フキゲン課長の溺愛事情
とはいえ、せっかく楽しい時間を過ごしたのに、璃子が元カノの話を持ち出したせいで、しんみりしたムードのまま一日を終えるのは嫌だった。璃子は気分を盛り上げようと、達樹に途中で大型スーパーに寄ってくれるように頼んだ。
「いいけど、なにを買いたいんだ?」
「卓上串揚げ鍋です!」
「卓上フライヤーってやつか?」
「そうです! 今日は一緒に串揚げを作って食べましょうよ! 課長も食べて飲んで楽しい気分になって、今日を楽しく締めくくりましょ!」
達樹がマンションから程近い大型スーパーの駐車場に駐車してくれたので、璃子は助手席から降りた。

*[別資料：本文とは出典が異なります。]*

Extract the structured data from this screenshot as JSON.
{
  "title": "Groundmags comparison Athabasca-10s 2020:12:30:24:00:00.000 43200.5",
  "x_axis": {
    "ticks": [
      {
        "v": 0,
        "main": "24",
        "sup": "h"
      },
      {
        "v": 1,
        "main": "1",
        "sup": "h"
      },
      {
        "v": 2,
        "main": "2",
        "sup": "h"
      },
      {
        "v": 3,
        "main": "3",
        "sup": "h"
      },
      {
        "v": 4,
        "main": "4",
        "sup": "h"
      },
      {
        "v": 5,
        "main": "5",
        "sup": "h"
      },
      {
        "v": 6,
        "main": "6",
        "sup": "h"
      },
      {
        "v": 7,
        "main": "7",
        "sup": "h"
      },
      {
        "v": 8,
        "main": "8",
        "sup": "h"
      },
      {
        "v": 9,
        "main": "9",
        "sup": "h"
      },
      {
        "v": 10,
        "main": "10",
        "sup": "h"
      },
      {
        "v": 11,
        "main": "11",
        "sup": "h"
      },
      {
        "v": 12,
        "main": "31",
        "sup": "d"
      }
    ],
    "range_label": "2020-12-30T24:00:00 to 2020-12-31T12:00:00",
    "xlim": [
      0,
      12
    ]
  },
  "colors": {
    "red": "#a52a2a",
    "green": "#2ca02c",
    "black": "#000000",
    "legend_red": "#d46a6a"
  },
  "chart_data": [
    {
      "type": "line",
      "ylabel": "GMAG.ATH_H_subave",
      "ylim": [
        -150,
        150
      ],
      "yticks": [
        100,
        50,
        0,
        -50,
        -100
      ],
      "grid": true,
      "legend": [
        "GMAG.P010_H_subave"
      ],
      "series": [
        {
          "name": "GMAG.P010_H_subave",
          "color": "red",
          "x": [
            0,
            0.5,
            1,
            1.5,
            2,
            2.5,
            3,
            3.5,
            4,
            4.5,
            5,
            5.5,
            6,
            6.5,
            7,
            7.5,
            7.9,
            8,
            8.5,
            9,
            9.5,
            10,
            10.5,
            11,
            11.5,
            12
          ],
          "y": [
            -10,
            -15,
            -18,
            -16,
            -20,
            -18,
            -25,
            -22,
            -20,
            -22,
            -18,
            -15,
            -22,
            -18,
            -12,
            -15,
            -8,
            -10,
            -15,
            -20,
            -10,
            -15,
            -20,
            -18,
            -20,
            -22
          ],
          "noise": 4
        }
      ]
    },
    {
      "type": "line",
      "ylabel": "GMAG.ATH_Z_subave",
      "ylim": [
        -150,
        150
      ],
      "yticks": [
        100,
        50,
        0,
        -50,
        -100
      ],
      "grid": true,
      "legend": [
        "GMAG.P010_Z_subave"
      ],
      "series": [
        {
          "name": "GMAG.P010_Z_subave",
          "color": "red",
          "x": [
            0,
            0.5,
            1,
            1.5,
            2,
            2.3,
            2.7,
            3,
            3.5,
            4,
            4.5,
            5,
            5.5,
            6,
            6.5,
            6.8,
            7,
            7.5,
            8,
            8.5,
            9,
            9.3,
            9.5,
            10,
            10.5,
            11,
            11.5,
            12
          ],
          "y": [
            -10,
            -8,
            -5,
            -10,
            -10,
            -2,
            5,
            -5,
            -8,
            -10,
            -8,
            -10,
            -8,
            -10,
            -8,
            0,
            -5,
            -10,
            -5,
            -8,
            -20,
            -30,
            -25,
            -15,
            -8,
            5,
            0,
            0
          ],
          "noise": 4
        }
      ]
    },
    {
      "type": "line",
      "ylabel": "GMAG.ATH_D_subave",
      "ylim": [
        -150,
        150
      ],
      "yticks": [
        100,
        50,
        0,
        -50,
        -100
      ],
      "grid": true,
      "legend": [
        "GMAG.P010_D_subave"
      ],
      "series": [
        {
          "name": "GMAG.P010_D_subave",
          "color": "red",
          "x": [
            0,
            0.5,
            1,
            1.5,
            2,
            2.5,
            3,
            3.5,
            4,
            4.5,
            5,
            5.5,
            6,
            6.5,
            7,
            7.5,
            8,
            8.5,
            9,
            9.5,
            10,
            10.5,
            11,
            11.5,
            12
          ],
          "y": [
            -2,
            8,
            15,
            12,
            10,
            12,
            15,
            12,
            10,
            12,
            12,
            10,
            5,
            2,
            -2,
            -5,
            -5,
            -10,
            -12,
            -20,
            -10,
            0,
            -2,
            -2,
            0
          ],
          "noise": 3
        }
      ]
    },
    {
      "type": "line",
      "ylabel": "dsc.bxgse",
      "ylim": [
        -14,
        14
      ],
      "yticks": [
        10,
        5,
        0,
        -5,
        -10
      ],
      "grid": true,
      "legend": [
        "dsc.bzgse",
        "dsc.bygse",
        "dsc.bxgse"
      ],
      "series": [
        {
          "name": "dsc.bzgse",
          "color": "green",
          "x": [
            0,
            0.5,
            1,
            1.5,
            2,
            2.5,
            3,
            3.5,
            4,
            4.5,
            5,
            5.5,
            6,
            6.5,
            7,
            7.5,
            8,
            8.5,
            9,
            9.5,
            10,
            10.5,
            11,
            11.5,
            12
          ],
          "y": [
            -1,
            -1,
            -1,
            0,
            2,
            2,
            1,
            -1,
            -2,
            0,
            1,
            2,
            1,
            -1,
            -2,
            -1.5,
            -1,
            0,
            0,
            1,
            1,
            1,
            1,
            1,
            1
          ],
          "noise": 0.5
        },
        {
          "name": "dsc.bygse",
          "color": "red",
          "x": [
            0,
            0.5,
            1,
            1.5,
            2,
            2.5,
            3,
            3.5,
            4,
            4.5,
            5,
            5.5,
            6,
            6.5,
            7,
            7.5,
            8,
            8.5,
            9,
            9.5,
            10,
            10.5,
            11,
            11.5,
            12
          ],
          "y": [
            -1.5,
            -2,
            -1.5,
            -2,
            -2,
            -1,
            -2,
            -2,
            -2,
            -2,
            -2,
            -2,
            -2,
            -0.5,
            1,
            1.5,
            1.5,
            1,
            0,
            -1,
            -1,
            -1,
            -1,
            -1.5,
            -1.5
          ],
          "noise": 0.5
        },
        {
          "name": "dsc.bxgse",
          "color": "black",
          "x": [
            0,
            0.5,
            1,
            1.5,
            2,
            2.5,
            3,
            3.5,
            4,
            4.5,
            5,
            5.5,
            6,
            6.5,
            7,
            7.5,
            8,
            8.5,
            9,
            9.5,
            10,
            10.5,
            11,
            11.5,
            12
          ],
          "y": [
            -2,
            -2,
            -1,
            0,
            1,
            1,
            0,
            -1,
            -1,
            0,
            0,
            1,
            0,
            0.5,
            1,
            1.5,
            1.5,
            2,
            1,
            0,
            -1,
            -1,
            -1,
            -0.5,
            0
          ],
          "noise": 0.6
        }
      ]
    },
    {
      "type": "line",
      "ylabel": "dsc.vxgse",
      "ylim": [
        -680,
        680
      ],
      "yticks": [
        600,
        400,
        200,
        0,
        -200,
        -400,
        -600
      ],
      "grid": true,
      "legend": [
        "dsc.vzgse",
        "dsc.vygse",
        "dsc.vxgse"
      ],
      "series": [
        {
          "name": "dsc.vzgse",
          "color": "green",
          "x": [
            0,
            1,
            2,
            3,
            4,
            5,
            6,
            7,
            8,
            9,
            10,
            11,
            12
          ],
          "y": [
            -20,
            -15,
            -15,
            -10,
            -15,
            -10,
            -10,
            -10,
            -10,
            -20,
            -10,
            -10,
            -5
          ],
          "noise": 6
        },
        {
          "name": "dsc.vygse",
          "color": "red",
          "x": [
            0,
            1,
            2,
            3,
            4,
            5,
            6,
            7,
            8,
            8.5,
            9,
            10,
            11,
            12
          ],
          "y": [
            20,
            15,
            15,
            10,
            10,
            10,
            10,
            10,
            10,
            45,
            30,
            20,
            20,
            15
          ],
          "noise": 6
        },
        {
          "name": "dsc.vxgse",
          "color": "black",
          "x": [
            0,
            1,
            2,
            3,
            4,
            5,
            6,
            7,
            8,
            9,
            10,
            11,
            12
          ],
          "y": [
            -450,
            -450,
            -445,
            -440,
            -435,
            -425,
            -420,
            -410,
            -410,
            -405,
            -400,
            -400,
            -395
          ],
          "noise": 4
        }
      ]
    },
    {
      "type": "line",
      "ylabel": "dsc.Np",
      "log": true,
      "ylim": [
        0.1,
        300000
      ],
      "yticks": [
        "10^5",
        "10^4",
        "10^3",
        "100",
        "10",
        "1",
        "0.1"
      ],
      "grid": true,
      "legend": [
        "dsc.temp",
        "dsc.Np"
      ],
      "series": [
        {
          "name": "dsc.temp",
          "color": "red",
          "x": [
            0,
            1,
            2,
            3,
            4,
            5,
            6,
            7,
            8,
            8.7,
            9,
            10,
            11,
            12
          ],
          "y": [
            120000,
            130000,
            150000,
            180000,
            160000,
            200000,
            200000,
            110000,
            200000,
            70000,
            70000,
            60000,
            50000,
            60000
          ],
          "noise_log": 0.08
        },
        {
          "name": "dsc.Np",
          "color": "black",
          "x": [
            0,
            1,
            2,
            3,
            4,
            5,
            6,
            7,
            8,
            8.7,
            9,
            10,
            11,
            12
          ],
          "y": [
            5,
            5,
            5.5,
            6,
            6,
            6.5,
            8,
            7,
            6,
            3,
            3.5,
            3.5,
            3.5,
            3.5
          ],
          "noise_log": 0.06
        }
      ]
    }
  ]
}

達樹も苦笑しながら車を降りる。
「俺は別に落ち込んじゃいないけどな」
「そうですか?」
「ああ。今日は楽しかったから。あ、今日も、か」
「四おもしろい私がいるから?」
璃子がいたずらっぽく言うと、達樹が小さく笑った。
「そう。卓上串揚げ鍋を欲しがる時点で、一おもしろいプラスだ」
璃子は彼のその表情にホッとしながら、店内入口へと向かった。